Fala aí Sabesp!

É preciso investir mais em saneamento, universalizar a oferta do serviço, torná-lo acessível a quem não pode pagar, preservar as fontes de água e conter a poluição.

Lucros pretendidos pelos atores financeiros são incompatíveis com direito a água e saneamento. Durante a crise hídrica de 2014 que assolou a região metropolitana de São Paulo, a empresa de economia mista prestadora já sabia, desde pelo menos 2009, que até 2015 seriam necessárias novas fontes de água para garantir a continuidade do serviço. No entanto, a empresa falhou em investir preventivamente em infraestrutura para segurança hídrica, afetando milhões de usuários, denuncia Léo Heller, relator especial para os Direitos Humanos à Água Potável e ao Esgotamento Sanitário e pesquisador da Fiocruz.

Próximo à crise hídrica, empresa pagou 44% em dividendos. Apesar do desastre anunciado, a companhia pagou dividendos aos acionistas durante esse período, sempre superiores ao limite mínimo definido por lei, atingindo um pico de 43,9% em 2011.

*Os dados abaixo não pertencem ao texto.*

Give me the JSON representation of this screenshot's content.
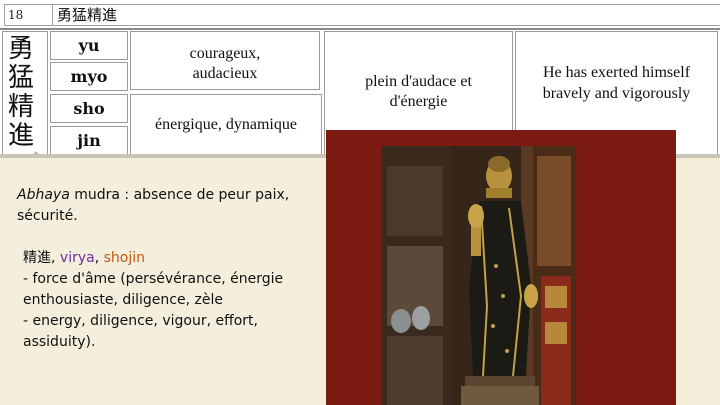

Heller cita outro exemplo da incompatibilidade entre a meta de lucros e as necessidades dos consumidores. Uma modalidade de privatização que surgiu nas últimas décadas foi com fundos de investimento comprando ações ou a propriedade total de empresas de água e esgotamento sanitário. Para os atores financeiros, tal modalidade é uma estratégia de investimento atraente: pode garantir retornos de longo prazo, diversificar o risco e gerar novas oportunidades. “Do ponto de vista dos direitos humanos, a financeirização do setor de água e esgotamento sanitário cria uma desconexão entre os interesses dos proprietários das empresas e o objetivo de realizar os direitos humanos à água e ao esgotamento sanitário”, salienta o pesquisador.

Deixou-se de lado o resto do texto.